Now, Walter Cronkite hid his liberalism well as the anchor of the CBS news, and, as an American, he's entitled to his ideology, but it's a far better thing for all journalists to strive for independent thinking and critical thinking, rather than pushing an agenda. It's not a stretch to believe that Cronkite's view of the world shaded his selection of news topics on CBS.
I laugh when I hear critics say that I shill for the right. It’s very hard for The Factor to book anyone from the Bush administration. The Democrats are much easier to get on here. That's because the party in power knows that I will insist they answer direct questions, and often they don't want to do that.

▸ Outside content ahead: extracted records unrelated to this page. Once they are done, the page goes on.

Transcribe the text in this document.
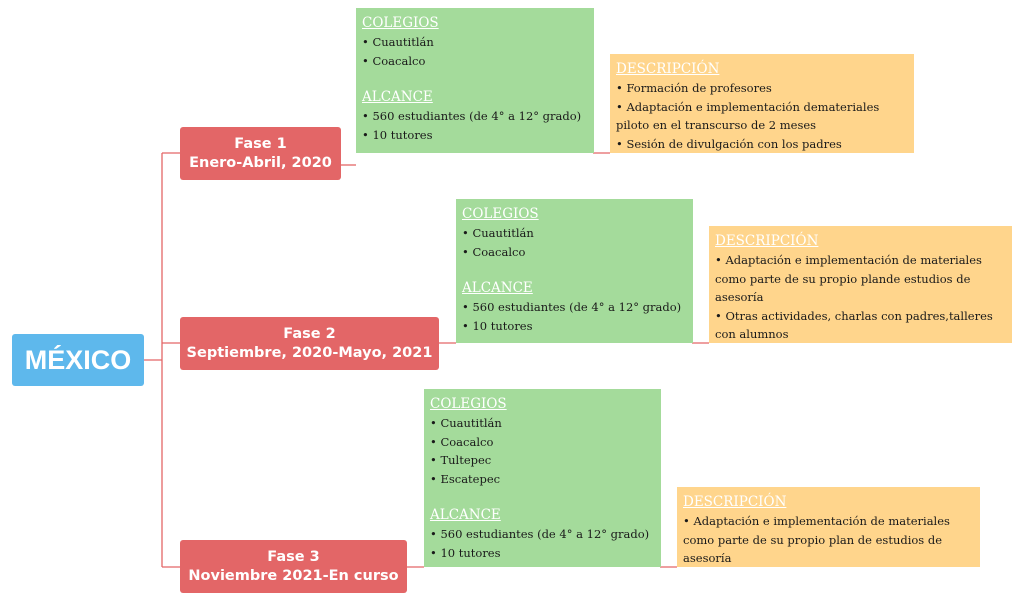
MÉXICO
Fase 1
Enero-Abril, 2020
COLEGIOS
• Cuautitlán
• Coacalco
ALCANCE
• 560 estudiantes (de 4° a 12° grado)
• 10 tutores
DESCRIPCIÓN
• Formación de profesores
• Adaptación e implementación demateriales piloto en el transcurso de 2 meses
• Sesión de divulgación con los padres
Fase 2
Septiembre, 2020-Mayo, 2021
COLEGIOS
• Cuautitlán
• Coacalco
ALCANCE
• 560 estudiantes (de 4° a 12° grado)
• 10 tutores
DESCRIPCIÓN
• Adaptación e implementación de materiales como parte de su propio plande estudios de asesoría
• Otras actividades, charlas con padres,talleres con alumnos
Fase 3
Noviembre 2021-En curso
COLEGIOS
• Cuautitlán
• Coacalco
• Tultepec
• Escatepec
ALCANCE
• 560 estudiantes (de 4° a 12° grado)
• 10 tutores
DESCRIPCIÓN
• Adaptación e implementación de materiales como parte de su propio plan de estudios de asesoría
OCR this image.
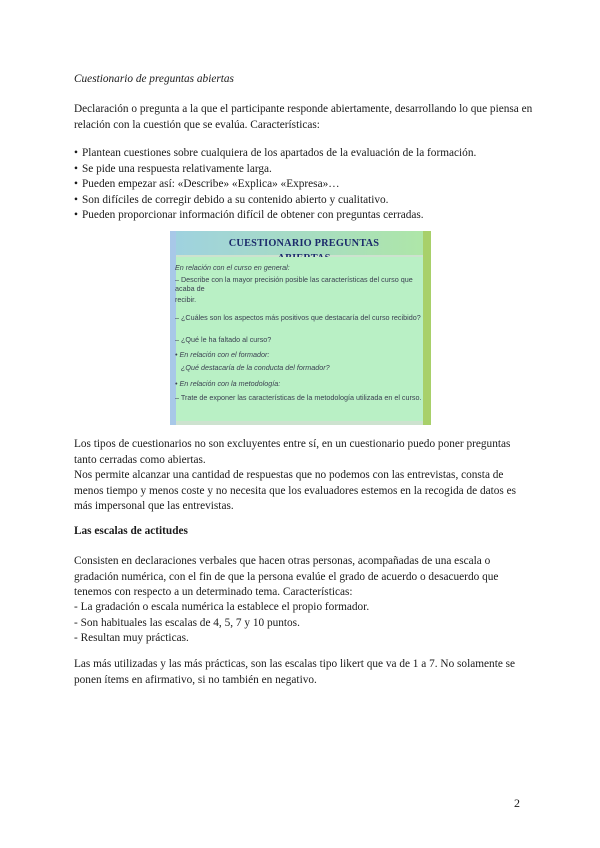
Cuestionario de preguntas abiertas

Declaración o pregunta a la que el participante responde abiertamente, desarrollando lo que piensa en relación con la cuestión que se evalúa. Características:

• Plantean cuestiones sobre cualquiera de los apartados de la evaluación de la formación.
• Se pide una respuesta relativamente larga.
• Pueden empezar así: «Describe» «Explica» «Expresa»…
• Son difíciles de corregir debido a su contenido abierto y cualitativo.
• Pueden proporcionar información difícil de obtener con preguntas cerradas.
CUESTIONARIO PREGUNTAS

En relación con el curso en general:

– Describe con la mayor precisión posible las características del curso que acaba de

recibir.

– ¿Cuáles son los aspectos más positivos que destacaría del curso recibido?

– ¿Qué le ha faltado al curso?

• En relación con el formador:

¿Qué destacaría de la conducta del formador?

• En relación con la metodología:

– Trate de exponer las características de la metodología utilizada en el curso.

Los tipos de cuestionarios no son excluyentes entre sí, en un cuestionario puedo poner preguntas tanto cerradas como abiertas.

Nos permite alcanzar una cantidad de respuestas que no podemos con las entrevistas, consta de menos tiempo y menos coste y no necesita que los evaluadores estemos en la recogida de datos es más impersonal que las entrevistas.

Las escalas de actitudes

Consisten en declaraciones verbales que hacen otras personas, acompañadas de una escala o gradación numérica, con el fin de que la persona evalúe el grado de acuerdo o desacuerdo que tenemos con respecto a un determinado tema. Características:

- La gradación o escala numérica la establece el propio formador.
- Son habituales las escalas de 4, 5, 7 y 10 puntos.
- Resultan muy prácticas.

Las más utilizadas y las más prácticas, son las escalas tipo likert que va de 1 a 7. No solamente se ponen ítems en afirmativo, si no también en negativo.

2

Hey, if you see John Ashcroft, tell him I said hello because I'll never get to see him.
Walter Cronkite is the poster boy for the elite media, and I'm glad he has finally come out of the closet. Very stuffy in there.
And that's The Memo.
The Most Ridiculous Item of the Day
Time now for Most Ridiculous Item of the Day.
Our pal, Paula Zahn, is supposed to be competing against us over at CNN, but she hasn't shown up for work in nearly a month. Where's Paula? Has anybody seen her? Should we put out a Paula alert?
If you have seen her, please let us know. We're worried. We hope nothing ridiculous has happened.